SecondThing -Little Buckaroo was not invited to a birthday party of one of the boys who we have known since we moved here until the last minute, we were not able to attend on such short notice. A token invite of sorts. The little boy is in school and has school friends now and being that Little Buckaroo is homeschooled he was just not at the top of the invitee list I guess. Little Buckaroo was oblivious to it and always will be, I, though am seeing a trend here.
Third Thing- I have cut back on some of my outside the home commitments to make sure that my priorities are right - God, Big Buckaroo, my kids and then other activities as long as the first three are being taken care of correctly. This has been hard for me because I am a VERY social person. I am getting a little bit of a brush-off from those that I had worked so closely on many activities with, is this real or perceived? I am not sure.
Now that I have vented, I feel better and now is time for perspective. Our family has been called to be different. We are building a heavenly marriage and working to raise stable, Godly children who have OUR worldview, not that of their peers who only seek self-gratification.
Many of you read my blog daily (about 150 on average, thanks everyone for coming by!) and know from my writings, my heart. This is not being haughty for those of you who don't know me.
The question that boggles me is "why are we the different ones?" I adore, cherish and love my husband and he does me too. Our children are well-behaved (most of the time, the training continues), they are a joy to be around. I not only love my boys but like them, enjoy them. I am a very blessed woman.

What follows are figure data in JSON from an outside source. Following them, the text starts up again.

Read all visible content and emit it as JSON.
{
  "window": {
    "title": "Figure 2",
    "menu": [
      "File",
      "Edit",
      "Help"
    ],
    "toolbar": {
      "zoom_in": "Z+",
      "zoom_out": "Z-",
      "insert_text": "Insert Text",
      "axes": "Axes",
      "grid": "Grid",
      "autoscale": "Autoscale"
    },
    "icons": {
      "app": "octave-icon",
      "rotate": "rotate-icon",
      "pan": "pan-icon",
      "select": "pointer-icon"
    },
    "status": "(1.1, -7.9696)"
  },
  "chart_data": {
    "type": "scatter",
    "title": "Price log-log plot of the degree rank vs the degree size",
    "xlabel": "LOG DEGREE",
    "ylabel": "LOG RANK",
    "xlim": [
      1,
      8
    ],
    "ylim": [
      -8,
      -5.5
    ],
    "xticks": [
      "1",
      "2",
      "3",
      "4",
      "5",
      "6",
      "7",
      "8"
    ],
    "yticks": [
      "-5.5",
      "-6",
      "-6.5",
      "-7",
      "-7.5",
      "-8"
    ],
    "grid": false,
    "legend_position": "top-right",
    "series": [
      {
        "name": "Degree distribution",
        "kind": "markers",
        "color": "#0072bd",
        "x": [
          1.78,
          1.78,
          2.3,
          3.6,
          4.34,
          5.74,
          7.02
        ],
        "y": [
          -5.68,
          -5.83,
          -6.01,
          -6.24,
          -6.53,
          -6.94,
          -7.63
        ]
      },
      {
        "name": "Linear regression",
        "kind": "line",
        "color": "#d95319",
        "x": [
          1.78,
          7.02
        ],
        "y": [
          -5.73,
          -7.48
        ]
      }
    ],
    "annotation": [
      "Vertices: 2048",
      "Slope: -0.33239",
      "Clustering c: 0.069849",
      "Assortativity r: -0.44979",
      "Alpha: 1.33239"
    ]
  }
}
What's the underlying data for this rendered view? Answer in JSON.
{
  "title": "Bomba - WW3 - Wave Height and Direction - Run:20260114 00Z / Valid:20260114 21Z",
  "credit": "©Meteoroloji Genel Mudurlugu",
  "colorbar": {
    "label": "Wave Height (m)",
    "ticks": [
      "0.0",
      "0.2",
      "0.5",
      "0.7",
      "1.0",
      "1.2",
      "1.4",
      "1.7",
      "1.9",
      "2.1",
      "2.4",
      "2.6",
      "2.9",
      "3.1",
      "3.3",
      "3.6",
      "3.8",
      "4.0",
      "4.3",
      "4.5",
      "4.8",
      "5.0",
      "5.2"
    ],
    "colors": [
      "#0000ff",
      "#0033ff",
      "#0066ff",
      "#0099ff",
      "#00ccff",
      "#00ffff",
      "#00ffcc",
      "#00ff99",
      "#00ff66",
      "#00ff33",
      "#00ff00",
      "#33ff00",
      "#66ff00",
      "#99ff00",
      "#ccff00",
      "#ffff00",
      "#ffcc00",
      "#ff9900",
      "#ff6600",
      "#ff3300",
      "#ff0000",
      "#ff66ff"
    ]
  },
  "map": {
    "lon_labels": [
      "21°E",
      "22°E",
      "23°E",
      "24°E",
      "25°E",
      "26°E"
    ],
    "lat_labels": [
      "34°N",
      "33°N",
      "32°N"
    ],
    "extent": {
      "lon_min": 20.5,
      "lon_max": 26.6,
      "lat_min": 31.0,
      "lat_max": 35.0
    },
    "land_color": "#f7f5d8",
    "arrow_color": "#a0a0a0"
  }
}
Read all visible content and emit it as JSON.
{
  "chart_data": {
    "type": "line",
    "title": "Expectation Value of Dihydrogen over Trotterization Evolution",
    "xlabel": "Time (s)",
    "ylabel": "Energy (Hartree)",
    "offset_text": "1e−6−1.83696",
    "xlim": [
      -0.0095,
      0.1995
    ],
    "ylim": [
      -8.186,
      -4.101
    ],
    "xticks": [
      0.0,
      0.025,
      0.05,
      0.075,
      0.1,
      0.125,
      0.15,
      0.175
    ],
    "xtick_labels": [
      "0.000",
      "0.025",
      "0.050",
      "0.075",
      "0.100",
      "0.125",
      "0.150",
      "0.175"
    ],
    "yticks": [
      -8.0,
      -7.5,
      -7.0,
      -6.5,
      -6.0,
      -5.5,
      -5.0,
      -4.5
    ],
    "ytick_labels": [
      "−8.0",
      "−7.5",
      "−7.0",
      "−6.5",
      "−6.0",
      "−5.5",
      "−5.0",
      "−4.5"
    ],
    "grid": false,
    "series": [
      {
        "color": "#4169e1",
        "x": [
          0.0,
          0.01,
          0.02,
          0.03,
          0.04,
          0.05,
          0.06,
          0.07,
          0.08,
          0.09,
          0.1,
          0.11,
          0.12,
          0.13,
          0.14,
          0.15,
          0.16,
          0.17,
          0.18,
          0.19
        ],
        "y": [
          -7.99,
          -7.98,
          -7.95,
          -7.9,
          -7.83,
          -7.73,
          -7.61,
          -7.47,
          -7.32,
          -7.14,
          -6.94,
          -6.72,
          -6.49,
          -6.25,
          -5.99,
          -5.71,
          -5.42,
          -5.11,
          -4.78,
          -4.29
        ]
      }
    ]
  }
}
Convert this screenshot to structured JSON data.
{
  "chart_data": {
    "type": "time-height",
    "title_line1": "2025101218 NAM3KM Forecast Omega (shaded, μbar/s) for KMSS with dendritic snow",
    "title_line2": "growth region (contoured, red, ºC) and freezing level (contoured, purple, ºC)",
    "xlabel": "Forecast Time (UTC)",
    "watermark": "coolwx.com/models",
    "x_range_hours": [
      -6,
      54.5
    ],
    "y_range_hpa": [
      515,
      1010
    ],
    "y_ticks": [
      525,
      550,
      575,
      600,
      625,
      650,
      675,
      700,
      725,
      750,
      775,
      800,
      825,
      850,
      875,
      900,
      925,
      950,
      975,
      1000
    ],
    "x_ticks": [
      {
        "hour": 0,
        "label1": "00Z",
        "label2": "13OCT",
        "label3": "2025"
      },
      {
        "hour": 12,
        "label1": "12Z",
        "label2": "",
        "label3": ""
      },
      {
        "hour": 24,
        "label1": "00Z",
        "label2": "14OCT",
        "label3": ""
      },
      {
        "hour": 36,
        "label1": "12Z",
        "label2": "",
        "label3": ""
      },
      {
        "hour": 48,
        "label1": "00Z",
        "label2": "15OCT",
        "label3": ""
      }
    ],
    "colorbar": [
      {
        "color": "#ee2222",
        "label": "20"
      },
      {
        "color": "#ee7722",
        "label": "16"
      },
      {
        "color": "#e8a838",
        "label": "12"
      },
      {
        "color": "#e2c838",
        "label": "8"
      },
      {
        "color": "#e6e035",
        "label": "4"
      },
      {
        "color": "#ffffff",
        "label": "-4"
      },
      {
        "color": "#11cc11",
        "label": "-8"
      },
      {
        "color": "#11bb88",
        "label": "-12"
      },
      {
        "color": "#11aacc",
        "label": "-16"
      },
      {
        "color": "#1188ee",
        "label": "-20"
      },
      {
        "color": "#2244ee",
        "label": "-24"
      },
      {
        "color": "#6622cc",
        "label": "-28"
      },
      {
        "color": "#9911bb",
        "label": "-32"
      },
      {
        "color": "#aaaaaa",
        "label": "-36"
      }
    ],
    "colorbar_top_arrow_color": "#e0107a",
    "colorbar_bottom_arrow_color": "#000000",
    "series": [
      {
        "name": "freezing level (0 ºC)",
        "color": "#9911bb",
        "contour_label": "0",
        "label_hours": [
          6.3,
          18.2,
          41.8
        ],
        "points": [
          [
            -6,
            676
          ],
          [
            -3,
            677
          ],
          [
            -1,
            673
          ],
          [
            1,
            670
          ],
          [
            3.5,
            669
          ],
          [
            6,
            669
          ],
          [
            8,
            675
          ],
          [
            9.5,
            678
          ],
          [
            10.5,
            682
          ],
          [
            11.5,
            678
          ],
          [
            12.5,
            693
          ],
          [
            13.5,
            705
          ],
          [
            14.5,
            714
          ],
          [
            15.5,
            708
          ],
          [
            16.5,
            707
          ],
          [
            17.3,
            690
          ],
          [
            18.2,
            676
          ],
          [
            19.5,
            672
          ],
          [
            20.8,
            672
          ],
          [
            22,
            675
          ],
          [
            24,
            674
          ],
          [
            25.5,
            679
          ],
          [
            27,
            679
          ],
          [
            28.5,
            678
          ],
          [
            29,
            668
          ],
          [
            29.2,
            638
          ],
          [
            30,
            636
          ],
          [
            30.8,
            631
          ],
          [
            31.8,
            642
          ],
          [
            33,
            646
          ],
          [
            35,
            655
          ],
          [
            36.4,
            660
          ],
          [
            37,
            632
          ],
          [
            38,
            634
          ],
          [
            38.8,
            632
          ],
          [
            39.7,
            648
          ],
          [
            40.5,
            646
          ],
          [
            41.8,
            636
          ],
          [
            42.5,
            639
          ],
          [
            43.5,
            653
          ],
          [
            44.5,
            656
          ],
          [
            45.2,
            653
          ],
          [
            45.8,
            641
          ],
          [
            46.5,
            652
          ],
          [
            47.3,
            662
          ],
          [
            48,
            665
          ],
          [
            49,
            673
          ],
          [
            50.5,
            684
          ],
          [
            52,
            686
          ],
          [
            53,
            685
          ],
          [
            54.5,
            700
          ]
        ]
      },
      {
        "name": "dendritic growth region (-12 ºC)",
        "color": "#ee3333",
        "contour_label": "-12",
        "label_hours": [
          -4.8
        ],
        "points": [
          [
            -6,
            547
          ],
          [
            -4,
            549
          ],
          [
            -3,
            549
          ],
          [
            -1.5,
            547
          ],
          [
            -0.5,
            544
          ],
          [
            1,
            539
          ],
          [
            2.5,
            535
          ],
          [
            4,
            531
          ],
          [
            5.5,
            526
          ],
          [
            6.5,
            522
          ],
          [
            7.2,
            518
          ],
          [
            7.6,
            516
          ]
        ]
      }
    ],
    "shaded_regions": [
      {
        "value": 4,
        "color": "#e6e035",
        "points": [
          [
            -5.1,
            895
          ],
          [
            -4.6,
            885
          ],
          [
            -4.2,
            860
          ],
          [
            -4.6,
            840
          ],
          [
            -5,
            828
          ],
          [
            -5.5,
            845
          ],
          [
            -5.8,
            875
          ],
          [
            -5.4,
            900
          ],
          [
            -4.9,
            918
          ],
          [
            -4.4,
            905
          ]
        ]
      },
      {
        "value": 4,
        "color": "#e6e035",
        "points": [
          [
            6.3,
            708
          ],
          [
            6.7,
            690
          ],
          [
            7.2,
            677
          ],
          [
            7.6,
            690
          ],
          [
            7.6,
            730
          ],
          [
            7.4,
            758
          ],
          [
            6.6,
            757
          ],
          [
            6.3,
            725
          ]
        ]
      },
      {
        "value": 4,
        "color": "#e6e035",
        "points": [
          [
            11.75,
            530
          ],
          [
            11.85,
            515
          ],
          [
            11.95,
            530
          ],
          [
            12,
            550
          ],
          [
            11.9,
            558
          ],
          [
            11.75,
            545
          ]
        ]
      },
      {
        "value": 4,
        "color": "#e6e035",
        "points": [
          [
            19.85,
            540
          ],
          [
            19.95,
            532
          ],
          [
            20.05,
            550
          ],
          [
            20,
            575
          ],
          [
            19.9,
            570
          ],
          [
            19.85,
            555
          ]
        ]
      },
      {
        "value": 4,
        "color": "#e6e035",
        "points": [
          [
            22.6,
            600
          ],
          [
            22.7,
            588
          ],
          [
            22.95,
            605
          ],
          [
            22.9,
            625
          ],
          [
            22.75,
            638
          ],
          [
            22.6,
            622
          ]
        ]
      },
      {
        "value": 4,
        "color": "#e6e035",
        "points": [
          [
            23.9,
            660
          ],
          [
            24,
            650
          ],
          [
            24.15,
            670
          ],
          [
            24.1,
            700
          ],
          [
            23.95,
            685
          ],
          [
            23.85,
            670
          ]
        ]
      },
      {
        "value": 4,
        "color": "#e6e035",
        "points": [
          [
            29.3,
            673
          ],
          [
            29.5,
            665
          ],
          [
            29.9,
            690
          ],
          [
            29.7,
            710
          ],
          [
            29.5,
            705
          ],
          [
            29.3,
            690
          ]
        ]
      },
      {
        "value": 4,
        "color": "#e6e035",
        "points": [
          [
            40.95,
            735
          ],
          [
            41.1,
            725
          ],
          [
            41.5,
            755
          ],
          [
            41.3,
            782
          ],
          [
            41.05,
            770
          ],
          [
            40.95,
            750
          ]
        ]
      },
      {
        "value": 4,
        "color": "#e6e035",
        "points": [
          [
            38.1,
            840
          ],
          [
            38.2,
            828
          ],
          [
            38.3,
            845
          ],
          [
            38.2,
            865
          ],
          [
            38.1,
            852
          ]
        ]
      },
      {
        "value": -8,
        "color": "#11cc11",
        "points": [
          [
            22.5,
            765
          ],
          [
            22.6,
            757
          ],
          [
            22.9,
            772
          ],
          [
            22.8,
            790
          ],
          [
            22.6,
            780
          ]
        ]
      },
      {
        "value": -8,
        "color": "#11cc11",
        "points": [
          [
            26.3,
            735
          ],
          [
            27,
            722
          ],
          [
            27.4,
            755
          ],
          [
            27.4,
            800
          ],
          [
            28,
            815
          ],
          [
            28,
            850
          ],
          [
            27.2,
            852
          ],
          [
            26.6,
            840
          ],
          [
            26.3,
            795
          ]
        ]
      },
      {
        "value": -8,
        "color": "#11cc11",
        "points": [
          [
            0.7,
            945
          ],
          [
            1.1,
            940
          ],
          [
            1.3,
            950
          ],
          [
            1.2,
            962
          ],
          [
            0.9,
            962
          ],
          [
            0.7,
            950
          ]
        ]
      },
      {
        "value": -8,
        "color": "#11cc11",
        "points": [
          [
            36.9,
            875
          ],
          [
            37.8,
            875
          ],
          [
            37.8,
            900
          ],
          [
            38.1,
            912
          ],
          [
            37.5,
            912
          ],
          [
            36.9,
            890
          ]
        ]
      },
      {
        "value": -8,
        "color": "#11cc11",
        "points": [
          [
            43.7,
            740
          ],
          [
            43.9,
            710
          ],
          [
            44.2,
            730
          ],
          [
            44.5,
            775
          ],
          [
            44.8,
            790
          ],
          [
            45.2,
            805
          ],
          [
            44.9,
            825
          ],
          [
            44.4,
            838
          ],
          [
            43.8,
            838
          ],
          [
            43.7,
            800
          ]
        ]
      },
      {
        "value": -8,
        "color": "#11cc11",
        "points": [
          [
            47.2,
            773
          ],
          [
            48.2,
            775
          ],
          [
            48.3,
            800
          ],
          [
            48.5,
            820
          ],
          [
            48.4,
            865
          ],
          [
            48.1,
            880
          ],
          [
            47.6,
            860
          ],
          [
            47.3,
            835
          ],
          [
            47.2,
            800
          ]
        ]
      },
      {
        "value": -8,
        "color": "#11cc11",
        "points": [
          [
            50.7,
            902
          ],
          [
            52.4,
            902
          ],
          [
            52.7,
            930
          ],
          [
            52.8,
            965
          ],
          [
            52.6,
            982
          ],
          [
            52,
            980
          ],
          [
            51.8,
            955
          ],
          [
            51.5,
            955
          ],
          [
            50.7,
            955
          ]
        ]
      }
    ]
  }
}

Do I get tired, down, hormonal, ummmmm, YES! But, when I wake up for my quiet time, I thank God for the privilege to be Big Buckaroo's wife and the Little Buckaroo's mom. Have I had to refocus at times, yes. It seems God always provides the right scripture, person, book, etc. at the time that I need it most. The key is having an open heart to receive His word.
So, as the years go by, I am going to be stranger and stranger to the world. And, I am getting alright with that, I am not totally there yet. God has given me 3 (Big and Little Buckaroos) talons and one day I will have to tell Him what I did with them.
Are you willing to step out and be the "strange" one?